As duas leis que estruturam essa obrigação são a Lei 10.639/2003, que tornou obrigatório o ensino de história e cultura africana e afro-brasileira, e a Lei 11.645/2008, que ampliou essa exigência para incluir também a história e cultura dos povos indígenas. Ambas alteram a Lei de Diretrizes e Bases da Educação Nacional (LDB) e valem para toda instituição regulamentada pelo Ministério da Educação (MEC), pública ou privada.

Flavia Rios defende que essas leis precisam de monitoramento contínuo justamente porque não existe mecanismo sistemático de acompanhamento da sua aplicação — o que permite que escolas as descumpram sem consequência formal. "Esse monitoramento pode gerar maior adesão da própria escola, uma vez que a gente vai encontrando os problemas, os gargalos, as regiões que têm mais aplicação e as que têm menos", explica. O estudo funciona, na avaliação dela, como uma radiografia do sistema educacional.

Quem percebe menos — e onde

Esse apagamento não é uniforme. Ele muda conforme a cor da pele, a região e a rede de ensino.

A autodeclaração racial é o fator que mais influencia essa percepção: estudantes brancos são os que menos enxergam o debate, com 53,5% no fundamental e 55,4% no médio. Entre pretos, os índices caem para 50% e 51,2%; entre pardos, para 50,5% e 50,2%; e entre indígenas, para 49,5% e 46,8%.

O fosso se aprofunda entre as redes de ensino. Nas escolas privadas, 60,8% dos alunos não reconhecem a abordagem, tanto no fundamental quanto no médio — índice bem acima da rede pública, onde os números ficam em 51,4% e 51,9%. Os dados revelam um flagrante descumprimento de uma obrigação que não faz distinção entre redes. 

Flávia Rios, professora do departamento de sociologia da USP e coordenadora de pesquisa Afro-Cebrap
Flávia Rios, professora do departamento de sociologia da USP e coordenadora de pesquisa Afro-Cebrap (foto: Acervo Pessoal)

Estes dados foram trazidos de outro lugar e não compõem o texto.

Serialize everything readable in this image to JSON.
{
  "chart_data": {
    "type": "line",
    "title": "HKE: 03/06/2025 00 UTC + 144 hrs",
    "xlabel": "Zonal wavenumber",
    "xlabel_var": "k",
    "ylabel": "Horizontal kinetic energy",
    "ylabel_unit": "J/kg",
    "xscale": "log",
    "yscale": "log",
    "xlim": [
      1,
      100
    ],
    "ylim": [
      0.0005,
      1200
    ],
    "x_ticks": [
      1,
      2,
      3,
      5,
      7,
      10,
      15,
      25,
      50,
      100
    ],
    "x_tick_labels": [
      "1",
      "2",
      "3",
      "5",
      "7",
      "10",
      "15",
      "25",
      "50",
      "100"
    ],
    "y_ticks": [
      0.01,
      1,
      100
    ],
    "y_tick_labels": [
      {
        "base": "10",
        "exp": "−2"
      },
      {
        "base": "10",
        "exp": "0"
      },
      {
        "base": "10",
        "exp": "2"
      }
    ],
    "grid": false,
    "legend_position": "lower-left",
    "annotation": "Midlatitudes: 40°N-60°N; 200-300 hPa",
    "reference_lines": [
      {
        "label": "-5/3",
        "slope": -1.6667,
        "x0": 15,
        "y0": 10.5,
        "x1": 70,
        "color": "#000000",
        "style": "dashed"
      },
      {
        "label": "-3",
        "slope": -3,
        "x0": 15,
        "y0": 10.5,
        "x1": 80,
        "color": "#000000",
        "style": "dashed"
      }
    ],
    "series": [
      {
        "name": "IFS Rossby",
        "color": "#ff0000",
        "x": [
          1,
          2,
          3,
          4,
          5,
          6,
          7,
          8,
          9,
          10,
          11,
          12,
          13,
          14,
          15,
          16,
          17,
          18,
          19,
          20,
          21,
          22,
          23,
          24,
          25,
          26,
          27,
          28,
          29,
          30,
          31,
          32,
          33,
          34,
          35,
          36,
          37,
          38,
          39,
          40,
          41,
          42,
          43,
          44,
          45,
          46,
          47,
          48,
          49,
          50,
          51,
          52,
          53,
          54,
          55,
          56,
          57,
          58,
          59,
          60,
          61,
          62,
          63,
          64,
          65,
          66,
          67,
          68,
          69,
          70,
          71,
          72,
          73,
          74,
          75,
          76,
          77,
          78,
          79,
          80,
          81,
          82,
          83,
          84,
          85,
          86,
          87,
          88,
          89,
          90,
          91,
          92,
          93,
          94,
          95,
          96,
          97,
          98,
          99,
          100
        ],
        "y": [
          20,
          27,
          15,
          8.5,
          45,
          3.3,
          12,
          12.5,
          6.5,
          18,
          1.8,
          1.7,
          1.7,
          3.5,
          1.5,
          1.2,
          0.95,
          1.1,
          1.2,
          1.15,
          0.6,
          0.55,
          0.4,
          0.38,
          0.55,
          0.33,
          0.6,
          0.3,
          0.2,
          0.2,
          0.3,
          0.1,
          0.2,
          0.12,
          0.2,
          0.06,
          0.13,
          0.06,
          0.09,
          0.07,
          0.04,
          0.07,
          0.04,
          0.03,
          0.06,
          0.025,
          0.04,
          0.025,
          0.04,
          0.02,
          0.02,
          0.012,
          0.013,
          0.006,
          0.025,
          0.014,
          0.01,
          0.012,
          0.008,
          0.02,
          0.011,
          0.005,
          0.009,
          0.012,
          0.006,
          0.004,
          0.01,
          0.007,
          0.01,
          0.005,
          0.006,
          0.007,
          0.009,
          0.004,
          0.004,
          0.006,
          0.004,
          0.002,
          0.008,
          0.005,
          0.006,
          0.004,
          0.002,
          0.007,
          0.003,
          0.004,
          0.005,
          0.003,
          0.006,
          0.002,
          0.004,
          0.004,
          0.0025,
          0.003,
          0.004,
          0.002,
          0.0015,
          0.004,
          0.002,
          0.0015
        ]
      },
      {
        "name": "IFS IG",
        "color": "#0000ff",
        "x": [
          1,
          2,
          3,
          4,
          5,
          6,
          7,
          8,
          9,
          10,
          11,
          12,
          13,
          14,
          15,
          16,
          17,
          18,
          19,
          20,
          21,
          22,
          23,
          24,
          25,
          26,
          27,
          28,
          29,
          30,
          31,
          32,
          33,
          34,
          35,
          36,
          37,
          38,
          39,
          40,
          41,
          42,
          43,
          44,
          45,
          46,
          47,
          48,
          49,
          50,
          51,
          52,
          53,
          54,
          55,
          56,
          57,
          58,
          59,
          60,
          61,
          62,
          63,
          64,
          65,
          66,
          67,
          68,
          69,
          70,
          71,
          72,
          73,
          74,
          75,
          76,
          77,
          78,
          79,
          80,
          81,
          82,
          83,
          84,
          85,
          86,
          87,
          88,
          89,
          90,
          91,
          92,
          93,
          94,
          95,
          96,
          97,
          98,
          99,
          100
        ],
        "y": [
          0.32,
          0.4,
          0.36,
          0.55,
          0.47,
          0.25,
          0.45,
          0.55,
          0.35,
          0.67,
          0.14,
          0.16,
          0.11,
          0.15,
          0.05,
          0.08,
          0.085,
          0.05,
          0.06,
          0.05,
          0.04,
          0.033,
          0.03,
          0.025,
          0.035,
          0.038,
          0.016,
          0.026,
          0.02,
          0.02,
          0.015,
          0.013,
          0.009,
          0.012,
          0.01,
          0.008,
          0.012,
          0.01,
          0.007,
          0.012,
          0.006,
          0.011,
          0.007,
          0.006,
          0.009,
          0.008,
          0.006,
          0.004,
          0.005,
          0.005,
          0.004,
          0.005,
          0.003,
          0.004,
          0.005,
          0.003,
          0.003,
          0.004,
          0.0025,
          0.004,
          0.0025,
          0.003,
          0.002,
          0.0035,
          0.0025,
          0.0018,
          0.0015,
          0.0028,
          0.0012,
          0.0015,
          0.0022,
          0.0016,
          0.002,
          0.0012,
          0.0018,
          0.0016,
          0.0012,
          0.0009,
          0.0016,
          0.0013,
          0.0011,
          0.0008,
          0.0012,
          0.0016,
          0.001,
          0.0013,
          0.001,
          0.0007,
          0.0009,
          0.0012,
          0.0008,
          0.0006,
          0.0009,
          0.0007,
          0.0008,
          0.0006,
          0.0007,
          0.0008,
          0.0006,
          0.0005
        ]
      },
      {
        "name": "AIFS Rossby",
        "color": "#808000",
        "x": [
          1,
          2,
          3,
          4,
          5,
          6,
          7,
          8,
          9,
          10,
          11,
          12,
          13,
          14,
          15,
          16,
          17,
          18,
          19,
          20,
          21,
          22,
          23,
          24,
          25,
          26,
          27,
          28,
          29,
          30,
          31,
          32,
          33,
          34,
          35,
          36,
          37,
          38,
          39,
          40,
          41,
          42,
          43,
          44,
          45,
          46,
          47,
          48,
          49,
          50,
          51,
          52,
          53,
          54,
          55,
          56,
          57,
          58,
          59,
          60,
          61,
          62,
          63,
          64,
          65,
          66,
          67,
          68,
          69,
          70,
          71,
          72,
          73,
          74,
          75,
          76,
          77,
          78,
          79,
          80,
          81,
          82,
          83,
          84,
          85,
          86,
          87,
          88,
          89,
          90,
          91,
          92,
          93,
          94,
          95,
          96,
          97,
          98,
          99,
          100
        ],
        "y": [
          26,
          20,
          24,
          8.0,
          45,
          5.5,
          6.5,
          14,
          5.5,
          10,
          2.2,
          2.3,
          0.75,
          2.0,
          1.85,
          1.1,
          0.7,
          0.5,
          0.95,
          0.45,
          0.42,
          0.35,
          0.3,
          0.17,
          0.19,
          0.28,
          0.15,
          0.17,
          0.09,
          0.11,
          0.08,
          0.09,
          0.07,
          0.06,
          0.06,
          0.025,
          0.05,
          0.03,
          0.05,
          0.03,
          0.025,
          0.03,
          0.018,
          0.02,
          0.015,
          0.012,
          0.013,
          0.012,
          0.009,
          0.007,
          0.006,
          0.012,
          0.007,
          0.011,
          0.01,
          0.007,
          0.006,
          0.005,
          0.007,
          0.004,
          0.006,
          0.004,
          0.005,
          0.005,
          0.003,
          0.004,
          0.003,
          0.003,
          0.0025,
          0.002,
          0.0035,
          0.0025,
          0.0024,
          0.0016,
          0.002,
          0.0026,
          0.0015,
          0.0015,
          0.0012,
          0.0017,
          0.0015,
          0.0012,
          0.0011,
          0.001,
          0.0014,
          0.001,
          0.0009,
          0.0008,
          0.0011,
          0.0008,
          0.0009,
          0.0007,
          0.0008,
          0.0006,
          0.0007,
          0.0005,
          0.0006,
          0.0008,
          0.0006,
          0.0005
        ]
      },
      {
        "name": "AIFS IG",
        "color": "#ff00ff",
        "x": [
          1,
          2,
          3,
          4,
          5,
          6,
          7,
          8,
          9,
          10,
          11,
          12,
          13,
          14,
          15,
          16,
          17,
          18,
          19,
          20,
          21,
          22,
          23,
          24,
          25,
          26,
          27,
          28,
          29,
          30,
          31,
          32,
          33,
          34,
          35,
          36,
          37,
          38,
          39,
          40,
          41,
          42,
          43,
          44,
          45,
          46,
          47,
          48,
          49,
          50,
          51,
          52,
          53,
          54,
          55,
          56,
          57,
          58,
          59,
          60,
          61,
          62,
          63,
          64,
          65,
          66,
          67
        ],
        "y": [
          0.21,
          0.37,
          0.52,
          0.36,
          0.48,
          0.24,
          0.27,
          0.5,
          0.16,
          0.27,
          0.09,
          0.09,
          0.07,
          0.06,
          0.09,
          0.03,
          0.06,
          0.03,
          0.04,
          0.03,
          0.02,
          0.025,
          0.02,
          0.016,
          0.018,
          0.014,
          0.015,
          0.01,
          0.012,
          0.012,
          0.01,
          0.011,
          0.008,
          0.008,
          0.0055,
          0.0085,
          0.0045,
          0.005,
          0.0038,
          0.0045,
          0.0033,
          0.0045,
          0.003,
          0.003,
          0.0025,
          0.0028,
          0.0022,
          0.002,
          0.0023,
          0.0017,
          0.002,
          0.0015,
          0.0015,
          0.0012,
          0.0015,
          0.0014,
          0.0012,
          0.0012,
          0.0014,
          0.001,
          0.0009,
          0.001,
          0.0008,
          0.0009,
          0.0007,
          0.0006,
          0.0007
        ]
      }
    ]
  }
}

Flavia Rios acrescenta que, ao se deparar com essa ausência, a equipe de pesquisa buscou na imprensa registros de denúncias feitas por funcionários, estudantes, familiares e professores sobre a presença de racismo nessas instituições, inclusive em escolas de elite.

No recorte regional, Sul e Sudeste concentram os maiores índices de não reconhecimento do tema. O Nordeste registra os menores: 49% no fundamental e 48,3% no médio. O Centro-Oeste aparece com 52% nas duas etapas.

A coordenadora do Programa Educação e Pesquisa de Geledés Instituto da Mulher Negra, Suelaine Carneiro, destaca que os números evidenciam o desafio de consolidar o compromisso antirracista entre docentes não negros e na rede privada.

Para reverter o quadro, a pesquisa indica caminhos concretos. Às instituições privadas, cabe promover formação para gestores, pedagogos e coordenadores, revisar currículos e materiais didáticos e desenvolver atividades que combatam estereótipos e preconceitos.

Ao poder público, Flavia Rios é direta: "O poder público precisa fazer monitoramento periódico, obrigar essas instituições a darem resposta e prestarem contas sobre a aplicação dessas legislações." A lógica, segundo ela, é construir uma sociedade em que a diversidade não seja apenas tolerada, mas em que a igualdade entre os diferentes grupos seja um objetivo concreto. Para isso, a lei precisa sair do papel e chegar a quem mais importa — o aluno.